All of which begs the question: How do you recognize that you’re using a legacy system?
Below, we’ll share the top four signs that you need to break up with your current software vendor, because you’re unwittingly using a legacy system.
1. There’s No More Innovation
The best software evolves constantly. And while it’s sometimes a chore to navigate a steady stream of patches, updates, and UI changes, it sure beats the alternative: stagnation.
Has your vendor released a mobile version of their software? Are they talking about cloud-based storage or moving to a Software-as-a-Service (SaaS) business model? Are they interested in integrating with up-and-coming systems? Have they even bothered to move their UI out of the '90s?
If not, your vendor’s not thinking about the future, and they’re definitely not thinking about how you can get extra value out of their software. Meanwhile, you’re paying the same price for a system that’s lagging behind the software your competitors use.
If your vendor hasn’t pushed out a significant update or a new version within the last several months, to say nothing of the last several years, it’s probably time to jump ship. Your legacy system might catch up to best-of-breed systems eventually, but there’s no guarantee. And you don’t have time to wait.
2. There Are No New Developers
Software vendors who are doing well hire new staff. Companies looking to invest in new technologies hire developers who know those technologies. If your vendor’s not hiring new, young developers and setting them to work on the software you use, the vendor’s no longer invested in that product. So you shouldn’t be either.

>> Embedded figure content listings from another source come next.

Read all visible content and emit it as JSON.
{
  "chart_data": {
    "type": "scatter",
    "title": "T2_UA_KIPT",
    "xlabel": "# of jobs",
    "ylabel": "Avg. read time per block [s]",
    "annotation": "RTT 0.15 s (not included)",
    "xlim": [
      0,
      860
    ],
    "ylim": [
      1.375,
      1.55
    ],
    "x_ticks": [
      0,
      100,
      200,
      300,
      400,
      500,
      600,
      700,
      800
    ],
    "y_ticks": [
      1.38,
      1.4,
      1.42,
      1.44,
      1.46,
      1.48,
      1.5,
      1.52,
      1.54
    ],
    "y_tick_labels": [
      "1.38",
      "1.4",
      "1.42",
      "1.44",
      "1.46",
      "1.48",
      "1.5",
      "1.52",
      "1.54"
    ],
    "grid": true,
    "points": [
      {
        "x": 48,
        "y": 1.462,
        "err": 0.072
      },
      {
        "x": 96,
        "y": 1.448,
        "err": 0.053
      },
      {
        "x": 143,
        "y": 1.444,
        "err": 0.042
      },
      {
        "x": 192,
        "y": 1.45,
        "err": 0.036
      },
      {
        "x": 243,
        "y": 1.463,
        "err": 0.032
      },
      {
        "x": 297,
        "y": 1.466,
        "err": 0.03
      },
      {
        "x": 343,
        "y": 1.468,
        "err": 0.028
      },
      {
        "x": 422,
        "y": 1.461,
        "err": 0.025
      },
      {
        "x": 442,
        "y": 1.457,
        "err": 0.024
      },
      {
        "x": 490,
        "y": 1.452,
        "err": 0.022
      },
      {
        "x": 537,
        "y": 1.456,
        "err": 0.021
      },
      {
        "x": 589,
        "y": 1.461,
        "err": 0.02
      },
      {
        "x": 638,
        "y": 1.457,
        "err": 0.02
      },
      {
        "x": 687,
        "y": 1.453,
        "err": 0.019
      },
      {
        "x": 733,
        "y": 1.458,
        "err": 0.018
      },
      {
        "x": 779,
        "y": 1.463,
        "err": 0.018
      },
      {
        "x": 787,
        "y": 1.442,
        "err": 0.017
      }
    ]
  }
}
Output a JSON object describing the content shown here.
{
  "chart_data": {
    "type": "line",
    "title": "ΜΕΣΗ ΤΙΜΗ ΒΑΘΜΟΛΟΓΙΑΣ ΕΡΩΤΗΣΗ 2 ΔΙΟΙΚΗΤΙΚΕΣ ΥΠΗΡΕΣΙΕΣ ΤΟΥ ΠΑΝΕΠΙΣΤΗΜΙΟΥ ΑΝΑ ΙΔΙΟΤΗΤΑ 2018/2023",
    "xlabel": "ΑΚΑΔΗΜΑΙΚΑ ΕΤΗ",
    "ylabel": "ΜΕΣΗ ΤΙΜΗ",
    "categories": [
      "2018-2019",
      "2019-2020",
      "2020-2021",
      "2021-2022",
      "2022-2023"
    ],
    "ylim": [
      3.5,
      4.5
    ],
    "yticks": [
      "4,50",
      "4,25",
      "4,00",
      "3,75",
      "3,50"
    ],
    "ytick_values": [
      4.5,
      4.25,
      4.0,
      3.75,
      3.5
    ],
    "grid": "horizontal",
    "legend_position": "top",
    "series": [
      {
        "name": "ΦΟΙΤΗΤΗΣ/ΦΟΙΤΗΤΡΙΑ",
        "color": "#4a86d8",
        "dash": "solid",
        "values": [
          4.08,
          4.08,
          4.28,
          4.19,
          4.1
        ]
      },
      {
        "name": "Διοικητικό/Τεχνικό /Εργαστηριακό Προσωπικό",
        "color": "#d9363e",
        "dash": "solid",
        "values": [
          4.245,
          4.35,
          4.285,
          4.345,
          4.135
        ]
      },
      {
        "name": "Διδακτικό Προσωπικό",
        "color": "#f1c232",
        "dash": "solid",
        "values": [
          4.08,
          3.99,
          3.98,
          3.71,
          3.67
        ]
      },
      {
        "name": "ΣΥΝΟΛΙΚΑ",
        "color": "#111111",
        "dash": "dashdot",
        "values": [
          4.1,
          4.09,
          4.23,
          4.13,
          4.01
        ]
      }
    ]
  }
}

Because things will only get worse as the product’s life cycle continues. A decrease in new development eventually leads to a decrease in maintenance. If you’ve already begun experiencing slower run times, system crashes, and security issues, ask yourself how quickly your vendor has responded to those issues. Are their developers too busy to properly support your system? If so, your issues will only get worse with time.
3. There’s No Brand Recognition
See if this sounds familiar. You’re chatting up your friends at an industry conference. One of them asks what software you use to manage your customer database or track your sales. You rattle off the name of the system you use, and your friends say, “Oh, that? I didn’t think that software still existed.”
If the software you use is not a recognized brand, there’s likely a reason. A lack of brand recognition means your vendor’s software is definitely not best-of-breed. And if your vendor’s system doesn’t enter into your peers’ conversations at all, you’re clearly using a legacy system.
A lack of brand recognition also carries a much more tangible drawback. It means you must spend extra time training new hires to use your vendor’s software, because they’ve likely never encountered it before. Orienting new employees is already a costly endeavor. The software you use shouldn’t add unnecessary time or complexity to the process.
4. There Are Fewer Customers
At those same industry conferences, you might notice your vendor doesn’t have a booth or even a presence. They’re not interested in selling their product to new customers, which means you (and the vendor’s other remaining customers) will shoulder the burden of keeping their system afloat. If your vendor’s not actively marketing the product you use, they’re less invested in it than you are.
As others in your industry migrate to more modern systems, your vendor’s likely to increase licensing costs to maintain their profits. This means you’ll be paying more to use an increasingly out-of-date system. At this stage in a system’s life cycle, vendors hope you’ll regard paying to access their obsolete software as a sunk cost you have to live with. If just a few large customers buy in to this fallacy, the vendor can continue turning a profit from a legacy system.
We’ve shown you the signs that you’re using a legacy system. Now it’s up to you to assess the software you use and determine whether it meets our criteria. If it does, you need to make a change, either by switching systems altogether or working with a partner to bridge your legacy system with current technologies. There are a number of factors you must consider when moving away from a legacy system, and it’s important to get it right. Because if you don’t, you’re simply trading one set of costs and inefficiencies for another.